Probably the most important project we have ongoing is the merger of crop modeling methodologies integrating environmental covariates and crop modeling into the genomic selection framework to predict G*E (Heslot et al. 2014). Crop modeling has the goal of assessing the impacts of climate change on productivity and how crops adapt to climate change. Crop modelers calibrate crop models to give reliable predictions under baseline and future climate scenarios with the long-term goal of enhancing world food security and adaptation capacity. By combining crop modeling methods with whole-genome genotyping in a GS framework, we can predict G*E for unobserved environments, and thus, performance and stability based only on genotype.

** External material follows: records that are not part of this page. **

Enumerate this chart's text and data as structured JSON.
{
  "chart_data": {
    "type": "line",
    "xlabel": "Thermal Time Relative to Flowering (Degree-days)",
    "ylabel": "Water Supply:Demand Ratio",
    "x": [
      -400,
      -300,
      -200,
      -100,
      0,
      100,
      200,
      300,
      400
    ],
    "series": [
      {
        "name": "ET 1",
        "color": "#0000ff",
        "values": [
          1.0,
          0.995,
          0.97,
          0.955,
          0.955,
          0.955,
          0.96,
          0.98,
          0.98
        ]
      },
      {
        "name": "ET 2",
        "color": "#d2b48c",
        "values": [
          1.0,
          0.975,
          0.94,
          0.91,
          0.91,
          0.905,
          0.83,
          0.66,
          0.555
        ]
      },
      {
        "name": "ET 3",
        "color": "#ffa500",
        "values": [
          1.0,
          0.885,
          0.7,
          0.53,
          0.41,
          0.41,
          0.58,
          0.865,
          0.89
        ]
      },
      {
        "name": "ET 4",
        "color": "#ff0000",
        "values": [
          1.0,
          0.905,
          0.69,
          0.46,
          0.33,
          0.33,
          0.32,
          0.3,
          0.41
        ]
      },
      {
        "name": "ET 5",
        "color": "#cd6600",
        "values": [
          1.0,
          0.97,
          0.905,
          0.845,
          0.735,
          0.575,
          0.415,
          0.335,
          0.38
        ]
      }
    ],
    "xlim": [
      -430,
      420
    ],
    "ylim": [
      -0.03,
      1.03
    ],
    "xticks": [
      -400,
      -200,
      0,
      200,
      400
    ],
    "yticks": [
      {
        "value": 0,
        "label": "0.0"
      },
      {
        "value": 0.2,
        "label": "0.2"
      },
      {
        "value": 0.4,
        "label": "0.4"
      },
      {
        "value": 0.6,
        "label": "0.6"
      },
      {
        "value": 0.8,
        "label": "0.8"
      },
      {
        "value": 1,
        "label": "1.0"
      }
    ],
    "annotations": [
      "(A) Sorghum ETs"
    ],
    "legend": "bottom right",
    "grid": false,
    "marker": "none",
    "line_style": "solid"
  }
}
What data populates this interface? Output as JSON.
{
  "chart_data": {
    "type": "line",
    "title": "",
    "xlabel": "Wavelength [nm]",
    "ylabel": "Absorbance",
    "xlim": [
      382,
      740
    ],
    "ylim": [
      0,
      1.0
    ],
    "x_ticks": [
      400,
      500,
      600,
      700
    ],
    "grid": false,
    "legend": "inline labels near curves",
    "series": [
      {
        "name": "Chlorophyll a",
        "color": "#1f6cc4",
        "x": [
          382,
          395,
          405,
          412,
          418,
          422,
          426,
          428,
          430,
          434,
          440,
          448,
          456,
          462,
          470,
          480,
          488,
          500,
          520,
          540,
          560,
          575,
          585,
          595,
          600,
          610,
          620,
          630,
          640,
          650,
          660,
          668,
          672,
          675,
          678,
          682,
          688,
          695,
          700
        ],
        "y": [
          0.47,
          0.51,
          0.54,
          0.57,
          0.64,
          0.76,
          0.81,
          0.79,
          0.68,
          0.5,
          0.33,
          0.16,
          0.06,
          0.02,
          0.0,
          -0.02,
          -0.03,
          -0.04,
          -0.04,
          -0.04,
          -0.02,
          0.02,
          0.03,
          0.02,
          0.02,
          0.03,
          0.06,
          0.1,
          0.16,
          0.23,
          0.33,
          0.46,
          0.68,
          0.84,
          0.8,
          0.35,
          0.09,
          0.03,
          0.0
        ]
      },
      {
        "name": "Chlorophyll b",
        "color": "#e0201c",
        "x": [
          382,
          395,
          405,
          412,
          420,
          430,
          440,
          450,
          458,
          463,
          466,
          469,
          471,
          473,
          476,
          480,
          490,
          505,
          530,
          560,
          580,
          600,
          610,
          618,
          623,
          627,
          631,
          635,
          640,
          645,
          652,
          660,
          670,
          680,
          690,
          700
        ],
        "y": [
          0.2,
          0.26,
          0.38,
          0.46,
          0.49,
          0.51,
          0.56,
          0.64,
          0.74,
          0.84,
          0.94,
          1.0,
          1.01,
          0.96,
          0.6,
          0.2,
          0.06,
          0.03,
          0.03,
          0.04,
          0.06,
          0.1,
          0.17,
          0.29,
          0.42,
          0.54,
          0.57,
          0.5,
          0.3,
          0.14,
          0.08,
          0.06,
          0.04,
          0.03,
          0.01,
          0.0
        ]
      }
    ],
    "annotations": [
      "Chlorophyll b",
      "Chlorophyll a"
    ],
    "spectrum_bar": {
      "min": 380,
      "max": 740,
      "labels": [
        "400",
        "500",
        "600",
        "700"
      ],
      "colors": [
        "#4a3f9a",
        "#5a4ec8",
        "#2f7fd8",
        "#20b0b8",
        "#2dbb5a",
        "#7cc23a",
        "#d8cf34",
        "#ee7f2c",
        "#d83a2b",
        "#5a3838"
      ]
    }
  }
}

In addition, we can better understand the characteristics of the target population of environments and determine the genetic architecture controlling G*E. In this experiment, we used a dataset consisting of grain yield of 2,437 elite winter wheat lines grown in 44 environments over 6 years in France and genotyped with 1,287 SNP markers. Daily climatic weather data were used to characterize environments. In this study, we extended factorial regression to the GS context and developed a new machine learning approach to capture the non-parametric response of QTL to stresses. This approach was used along with a crop model to enable the use of daily weather data in prediction models. Those G*E predictions could be used to make breeding decisions for specific adaptation. Physiological integration of the environment data involved the use of a crop model (Sirius) to compute the phenology and synchronize early, medium, and late maturing genotypes to the weather data. Stress covariates by developmental stage were derived by using knowledge about sensitivity of specific growth stages to abiotic stresses that were used as independent covariates in statistical genetic models for effect estimation and prediction.

Model description:

$$ {y}_{ij}=\mu +{\beta}_j+{u}_i+{\gamma}_if\left({x}_j\right)+{\varepsilon}_{ij}, $$

where Mu is the intercept, the Beta term is the environment effect, u is a genotype main effect, Gamma is the sensitivity of each genotype to a stress covariate x, that can be transformed by a function f(), and Epsilon is the model residual. Crop modeling allows us to leverage agronomy knowledge, reduce dimensionality and non-linearity, and enables the use of existing breeding data. Performance is predicted as main effect plus G*E deviation and environment clustering based on predicted G*E. Because G*E can be predicted for any genotype in any environment, it is possible to use the table of G*E predictions to cluster environments and investigate the structure of the target population of environments. For this data set, environments were mainly grouped by year but also showed a North/South trend. If we plot the accuracy of the models with and without including G*E, we can get an overall view of the importance of this term (Fig. 45.5). Each dot represents an environment, and a dot above the line indicates higher accuracy with the model that included G*E. Overall, there was an 11.1 % increase in mean accuracy (P-value 0.02) and a 10.8 % decrease in the accuracy coefficient of variation. It is important to note that the largest gains occurred in environments where accuracies were low. These results are important because, if successful, we will be able to predict GxE for any genotype based only on genotype. This would allow the breeder to select genotypes that interact positively with a particular environment, genotypes that minimize GxE, or genotypes that interact positively with environmental factors that limit performance.

Fig. 45.5
figure 5

Relative prediction accuracy of prediction models with and without modeling G*E

In summary, GS differs from MAS and Association Breeding in that the underlying genetic control and biological function is not necessarily known. GS preserves the creative nature of phenotypic selection to sometimes arrive at solutions outside the engineer’s scope. Integrating environmental covariates and crop modeling into the genomic selection framework to predict G*E increases prediction accuracy and provides insight into the genetic architecture controlling G*E. The most important advantages are reductions in the length of the selection cycle resulting in greater genetic gain per year.